Apart from the roofing, pillars and floor, the fourth basic element of this spatial composition are the reused existing stone tables. They were renewed and polished so that their smooth texture represents yet another nuance of pleasant whiteness, created by different materials in this space without colours and details. The details, on the other hand, consist of the carefully chosen mobile equipment for the stalls: sun shades, scales, counters, seats... and, of course, abundance of fruits, vegetables, and sea food that actually enliven the space together with the users. In other words, the pragmatic quality of the project demanded to fulfil the needs of the community in restricted circumstances and with limited resources, as well as the undeniable architectural poetics which were possible because the project was based on the expression of universal architectural values: the harmonious scale, well-considered and clear relations in terms of space and planes, forms and rhythm and, furthermore, the choice of material, the construction technology and the type of construction.

 

Dinko Peračić manages to create the impression of continuity and change, adding them to the best from the surroundings. He pays special attention to the space of the pedestrian street opposite the marketplace, along the edge of the park, that is now given more prominence. A constructed little semi-circular niche with benches along with the newly erected advertising board and the lines of planted mulberries along the edge of the park, offer a space for socialising after shopping. Specially designed foldable stalls are arranged along the promenade. It is why the project is not read as something that started somewhere and then finished, but as a novelty that accentuates the qualities of the place, although it has significantly changed the locality. The very contact with the floor surface makes us pleasantly aware of our existence in space. Alive and actually unfinished, the project has subtly affirmed the new spatial logic, therefore, it seems that it is only a matter of time before its unrealised parts are realised.

 

This spatial intervention shows an approach practised by an increasing number of architects: architectural design with an emphasised research component and social responsibility, where the architect assumes the role of a mediator between politics and society and attempts to reconcile commercial, private and public interests.

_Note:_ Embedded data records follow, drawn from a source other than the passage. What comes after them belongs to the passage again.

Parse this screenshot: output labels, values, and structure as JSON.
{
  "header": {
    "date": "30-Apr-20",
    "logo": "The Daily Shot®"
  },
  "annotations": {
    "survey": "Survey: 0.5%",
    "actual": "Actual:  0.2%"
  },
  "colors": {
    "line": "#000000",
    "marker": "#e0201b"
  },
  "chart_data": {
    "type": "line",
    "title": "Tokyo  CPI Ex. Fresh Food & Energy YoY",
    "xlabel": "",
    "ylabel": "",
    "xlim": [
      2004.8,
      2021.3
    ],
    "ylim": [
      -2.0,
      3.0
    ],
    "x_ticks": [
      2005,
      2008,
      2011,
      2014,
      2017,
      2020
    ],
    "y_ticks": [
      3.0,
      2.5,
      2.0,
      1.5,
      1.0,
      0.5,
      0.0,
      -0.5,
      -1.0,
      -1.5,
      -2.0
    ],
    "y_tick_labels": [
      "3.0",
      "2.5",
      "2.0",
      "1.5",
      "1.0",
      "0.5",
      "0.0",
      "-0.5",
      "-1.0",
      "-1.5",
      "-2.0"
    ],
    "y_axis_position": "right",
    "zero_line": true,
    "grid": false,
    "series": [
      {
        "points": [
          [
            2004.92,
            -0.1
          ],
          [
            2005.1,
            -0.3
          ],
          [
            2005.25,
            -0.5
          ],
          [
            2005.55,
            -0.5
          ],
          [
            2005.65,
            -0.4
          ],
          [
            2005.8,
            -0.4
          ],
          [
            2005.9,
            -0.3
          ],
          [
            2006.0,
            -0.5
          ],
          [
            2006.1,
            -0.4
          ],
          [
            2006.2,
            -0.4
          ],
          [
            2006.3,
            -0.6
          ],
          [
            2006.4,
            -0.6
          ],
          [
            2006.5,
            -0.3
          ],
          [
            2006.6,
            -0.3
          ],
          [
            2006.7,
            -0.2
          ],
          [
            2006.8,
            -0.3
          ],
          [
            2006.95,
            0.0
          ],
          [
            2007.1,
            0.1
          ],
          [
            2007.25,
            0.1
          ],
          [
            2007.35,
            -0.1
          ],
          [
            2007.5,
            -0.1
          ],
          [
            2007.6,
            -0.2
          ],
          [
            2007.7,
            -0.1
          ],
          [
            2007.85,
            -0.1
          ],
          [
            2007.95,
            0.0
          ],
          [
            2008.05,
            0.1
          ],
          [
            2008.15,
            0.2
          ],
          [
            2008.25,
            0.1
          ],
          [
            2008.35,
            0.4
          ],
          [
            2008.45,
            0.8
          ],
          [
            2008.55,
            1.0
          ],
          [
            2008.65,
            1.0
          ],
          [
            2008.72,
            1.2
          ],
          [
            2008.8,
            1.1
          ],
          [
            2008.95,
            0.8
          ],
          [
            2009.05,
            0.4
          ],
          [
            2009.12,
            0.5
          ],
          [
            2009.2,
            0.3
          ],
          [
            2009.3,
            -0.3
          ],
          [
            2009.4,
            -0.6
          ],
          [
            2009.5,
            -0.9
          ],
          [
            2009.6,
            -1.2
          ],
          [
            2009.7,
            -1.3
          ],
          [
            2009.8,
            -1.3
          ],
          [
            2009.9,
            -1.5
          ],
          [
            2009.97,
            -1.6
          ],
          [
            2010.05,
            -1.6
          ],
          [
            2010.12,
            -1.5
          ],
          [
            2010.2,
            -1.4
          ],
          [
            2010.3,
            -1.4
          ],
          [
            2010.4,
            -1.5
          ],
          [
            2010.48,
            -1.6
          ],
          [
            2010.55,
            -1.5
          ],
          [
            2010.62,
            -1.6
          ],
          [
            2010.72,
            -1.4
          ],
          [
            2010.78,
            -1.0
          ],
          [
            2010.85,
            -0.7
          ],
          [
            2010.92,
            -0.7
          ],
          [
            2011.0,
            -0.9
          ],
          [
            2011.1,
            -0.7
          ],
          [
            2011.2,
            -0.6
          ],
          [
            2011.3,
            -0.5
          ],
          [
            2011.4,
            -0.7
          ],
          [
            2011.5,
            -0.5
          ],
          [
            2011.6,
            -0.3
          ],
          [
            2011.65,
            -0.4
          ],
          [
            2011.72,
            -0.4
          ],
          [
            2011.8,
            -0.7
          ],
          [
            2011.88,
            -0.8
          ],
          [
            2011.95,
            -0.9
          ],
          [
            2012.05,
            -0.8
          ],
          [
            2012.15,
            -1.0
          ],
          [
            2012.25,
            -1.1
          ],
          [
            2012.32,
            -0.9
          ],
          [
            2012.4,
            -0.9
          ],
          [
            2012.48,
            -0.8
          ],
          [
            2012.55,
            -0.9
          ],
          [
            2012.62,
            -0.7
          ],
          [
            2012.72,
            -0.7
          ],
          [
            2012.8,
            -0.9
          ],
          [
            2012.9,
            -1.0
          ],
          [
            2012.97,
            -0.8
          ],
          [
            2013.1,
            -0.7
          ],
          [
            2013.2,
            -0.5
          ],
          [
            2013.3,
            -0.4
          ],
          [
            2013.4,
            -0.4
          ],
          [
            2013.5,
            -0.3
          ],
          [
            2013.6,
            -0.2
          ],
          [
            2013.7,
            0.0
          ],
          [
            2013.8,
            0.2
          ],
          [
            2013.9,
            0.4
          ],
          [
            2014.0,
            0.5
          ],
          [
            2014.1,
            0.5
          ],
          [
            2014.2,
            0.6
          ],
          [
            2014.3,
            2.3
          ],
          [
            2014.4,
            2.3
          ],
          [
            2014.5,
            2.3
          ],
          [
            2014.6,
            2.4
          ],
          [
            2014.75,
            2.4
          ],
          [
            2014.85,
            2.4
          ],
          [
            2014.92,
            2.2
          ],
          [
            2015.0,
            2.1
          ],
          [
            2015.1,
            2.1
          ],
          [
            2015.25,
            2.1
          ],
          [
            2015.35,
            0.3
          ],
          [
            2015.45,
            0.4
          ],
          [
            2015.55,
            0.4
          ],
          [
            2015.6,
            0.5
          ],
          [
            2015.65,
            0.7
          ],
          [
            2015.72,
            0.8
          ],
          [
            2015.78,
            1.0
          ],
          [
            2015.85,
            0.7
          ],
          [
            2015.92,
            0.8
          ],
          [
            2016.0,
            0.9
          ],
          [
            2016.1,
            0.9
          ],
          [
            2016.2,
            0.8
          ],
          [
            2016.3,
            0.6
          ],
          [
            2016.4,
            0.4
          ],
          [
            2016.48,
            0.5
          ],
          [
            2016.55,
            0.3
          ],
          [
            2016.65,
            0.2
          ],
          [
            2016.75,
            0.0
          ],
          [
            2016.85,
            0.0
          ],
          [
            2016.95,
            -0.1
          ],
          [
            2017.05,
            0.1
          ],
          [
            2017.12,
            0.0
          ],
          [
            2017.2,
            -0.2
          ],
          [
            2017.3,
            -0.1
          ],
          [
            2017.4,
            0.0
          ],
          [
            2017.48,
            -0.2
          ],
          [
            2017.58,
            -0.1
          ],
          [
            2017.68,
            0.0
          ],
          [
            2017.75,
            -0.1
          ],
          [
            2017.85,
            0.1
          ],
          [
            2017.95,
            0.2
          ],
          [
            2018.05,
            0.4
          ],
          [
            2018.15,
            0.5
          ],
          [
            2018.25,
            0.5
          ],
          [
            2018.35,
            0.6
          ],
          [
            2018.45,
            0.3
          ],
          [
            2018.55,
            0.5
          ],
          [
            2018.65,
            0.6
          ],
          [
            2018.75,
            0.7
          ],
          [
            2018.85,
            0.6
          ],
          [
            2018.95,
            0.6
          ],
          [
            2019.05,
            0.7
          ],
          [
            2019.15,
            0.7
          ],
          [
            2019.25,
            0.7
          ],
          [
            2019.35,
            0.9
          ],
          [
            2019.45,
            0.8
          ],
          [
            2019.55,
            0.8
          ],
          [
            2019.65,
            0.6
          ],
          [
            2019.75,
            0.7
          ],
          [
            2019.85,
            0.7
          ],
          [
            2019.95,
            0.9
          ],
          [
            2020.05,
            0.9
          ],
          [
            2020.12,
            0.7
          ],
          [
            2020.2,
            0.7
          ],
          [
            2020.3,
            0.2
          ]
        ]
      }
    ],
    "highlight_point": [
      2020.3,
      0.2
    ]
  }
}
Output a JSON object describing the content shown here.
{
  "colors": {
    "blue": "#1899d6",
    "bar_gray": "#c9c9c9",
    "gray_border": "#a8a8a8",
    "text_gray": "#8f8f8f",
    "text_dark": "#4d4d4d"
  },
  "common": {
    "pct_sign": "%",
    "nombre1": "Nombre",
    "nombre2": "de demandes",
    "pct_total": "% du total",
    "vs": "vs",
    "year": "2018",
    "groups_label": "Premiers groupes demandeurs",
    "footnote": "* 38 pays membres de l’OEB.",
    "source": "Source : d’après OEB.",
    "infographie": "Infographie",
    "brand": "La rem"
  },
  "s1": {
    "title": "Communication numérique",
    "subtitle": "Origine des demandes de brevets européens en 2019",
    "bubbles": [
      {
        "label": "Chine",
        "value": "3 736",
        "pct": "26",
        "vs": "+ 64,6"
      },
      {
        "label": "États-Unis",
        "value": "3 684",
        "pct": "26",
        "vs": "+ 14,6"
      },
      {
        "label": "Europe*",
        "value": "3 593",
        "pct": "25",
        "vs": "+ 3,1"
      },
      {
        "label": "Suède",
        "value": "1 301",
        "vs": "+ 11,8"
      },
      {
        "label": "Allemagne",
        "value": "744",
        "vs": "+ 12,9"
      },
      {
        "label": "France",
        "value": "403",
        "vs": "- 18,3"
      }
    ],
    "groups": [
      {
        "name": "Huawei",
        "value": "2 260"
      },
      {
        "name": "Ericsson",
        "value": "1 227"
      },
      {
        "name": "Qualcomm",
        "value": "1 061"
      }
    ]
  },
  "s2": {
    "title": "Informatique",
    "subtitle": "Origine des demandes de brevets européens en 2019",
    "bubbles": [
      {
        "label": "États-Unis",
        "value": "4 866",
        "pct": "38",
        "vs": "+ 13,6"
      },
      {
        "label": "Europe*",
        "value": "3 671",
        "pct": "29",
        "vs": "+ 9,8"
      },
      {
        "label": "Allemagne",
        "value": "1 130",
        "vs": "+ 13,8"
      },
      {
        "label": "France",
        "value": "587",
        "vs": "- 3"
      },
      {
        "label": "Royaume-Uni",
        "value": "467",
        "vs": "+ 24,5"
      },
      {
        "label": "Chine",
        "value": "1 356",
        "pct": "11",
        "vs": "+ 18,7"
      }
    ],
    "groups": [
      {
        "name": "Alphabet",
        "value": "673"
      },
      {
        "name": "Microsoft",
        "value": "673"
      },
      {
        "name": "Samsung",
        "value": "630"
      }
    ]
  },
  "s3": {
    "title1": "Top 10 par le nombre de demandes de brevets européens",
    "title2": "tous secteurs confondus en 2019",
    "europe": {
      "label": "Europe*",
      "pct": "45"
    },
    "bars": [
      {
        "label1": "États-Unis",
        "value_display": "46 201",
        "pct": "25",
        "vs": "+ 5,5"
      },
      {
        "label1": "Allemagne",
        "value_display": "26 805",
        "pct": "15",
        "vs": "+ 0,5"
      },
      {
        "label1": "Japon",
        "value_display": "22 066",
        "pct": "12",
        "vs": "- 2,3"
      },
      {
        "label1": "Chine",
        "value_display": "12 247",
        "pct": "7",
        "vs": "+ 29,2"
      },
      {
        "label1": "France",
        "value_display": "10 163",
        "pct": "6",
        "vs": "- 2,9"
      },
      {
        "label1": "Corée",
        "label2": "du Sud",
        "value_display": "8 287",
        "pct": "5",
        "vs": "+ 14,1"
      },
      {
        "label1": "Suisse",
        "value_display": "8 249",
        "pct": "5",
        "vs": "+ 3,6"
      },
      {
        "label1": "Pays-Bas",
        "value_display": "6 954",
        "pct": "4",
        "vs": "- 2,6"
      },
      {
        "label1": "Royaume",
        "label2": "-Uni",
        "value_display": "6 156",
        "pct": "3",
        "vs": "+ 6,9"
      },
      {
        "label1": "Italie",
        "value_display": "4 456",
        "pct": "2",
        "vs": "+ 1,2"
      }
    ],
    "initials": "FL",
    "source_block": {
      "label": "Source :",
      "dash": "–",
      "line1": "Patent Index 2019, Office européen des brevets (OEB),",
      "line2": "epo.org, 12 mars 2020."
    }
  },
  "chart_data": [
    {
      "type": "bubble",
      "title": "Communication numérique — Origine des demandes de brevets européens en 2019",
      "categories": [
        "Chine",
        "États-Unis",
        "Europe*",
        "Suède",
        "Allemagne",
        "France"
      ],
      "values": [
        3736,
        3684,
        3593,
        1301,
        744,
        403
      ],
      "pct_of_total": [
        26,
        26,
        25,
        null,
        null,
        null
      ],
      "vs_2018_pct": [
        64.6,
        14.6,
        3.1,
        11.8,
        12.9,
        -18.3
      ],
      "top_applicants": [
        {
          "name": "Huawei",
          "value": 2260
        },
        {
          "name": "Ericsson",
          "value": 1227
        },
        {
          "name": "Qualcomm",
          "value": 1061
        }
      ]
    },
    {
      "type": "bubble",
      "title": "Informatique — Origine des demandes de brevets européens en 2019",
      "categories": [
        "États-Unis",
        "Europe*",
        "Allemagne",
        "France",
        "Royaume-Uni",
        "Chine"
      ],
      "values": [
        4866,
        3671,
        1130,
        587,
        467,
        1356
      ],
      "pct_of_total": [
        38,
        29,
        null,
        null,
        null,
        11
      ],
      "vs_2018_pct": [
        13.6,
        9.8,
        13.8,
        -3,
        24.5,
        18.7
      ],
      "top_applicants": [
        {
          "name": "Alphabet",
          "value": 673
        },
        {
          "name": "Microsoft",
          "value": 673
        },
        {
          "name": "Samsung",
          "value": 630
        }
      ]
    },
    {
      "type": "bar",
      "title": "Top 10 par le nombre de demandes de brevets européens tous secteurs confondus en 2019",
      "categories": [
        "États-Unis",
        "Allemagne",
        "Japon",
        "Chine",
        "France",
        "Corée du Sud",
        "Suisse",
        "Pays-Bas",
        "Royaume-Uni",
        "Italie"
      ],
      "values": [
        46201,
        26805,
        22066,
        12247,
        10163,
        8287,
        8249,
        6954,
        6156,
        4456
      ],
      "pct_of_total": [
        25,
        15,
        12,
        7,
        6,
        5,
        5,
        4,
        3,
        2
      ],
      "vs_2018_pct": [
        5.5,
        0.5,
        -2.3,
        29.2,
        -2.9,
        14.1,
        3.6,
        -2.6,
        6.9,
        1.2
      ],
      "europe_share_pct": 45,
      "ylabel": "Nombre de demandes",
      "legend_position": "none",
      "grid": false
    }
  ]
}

The fact – that the City Council of Vodice really wanted to improve the quality of public space and public service and was also open to a contemporary architectural approach and project – is really a fortunate circumstance. Since there is a certain agreement between the micro and the macro worlds in general, this project indicates, at the same time, that a patient, involved, and competent approach can make a change: not only in the field of individual urban planning in particular situations, but also in the field of more complex urban cores, with the aim of dealing with space more fairly. The marketplace in Vodice with the fish market is, therefore, not so much an idealistic, or utopian attempt to generate social life, as it is a promising accomplishment that testifies to the fact that architectural intervention can indeed improve the use of space. Thus it is a delight to know that the author of a useful community service programme, of a new idea that has extremely enriched the existing urban space, has already won two prestigious professional awards in the year of the project’s realization: The 50th Zagreb Salon Award, and the international Piranesi Award for the year 2015.

 

Dinko Peračić’s project resulted in a fantastic architectural formation of a physically limited spatial interval which creates social activities that exceed it as well as a new atmosphere that again brings a more beautiful reality into the entire ambience throughout the year. Nevertheless, at the same time, this interval offers an entirely different perspective on the broader urban context. While the above-mentioned road from the Adriatic Motorway to the marketplace led me through a space I perceived merely as a constructed environment with nonexistent urban planning regulations, I still perceived it as a place full of disadvantages, but now also as a place full of potential for further urban transformations, of high ethical and aesthetic achievements.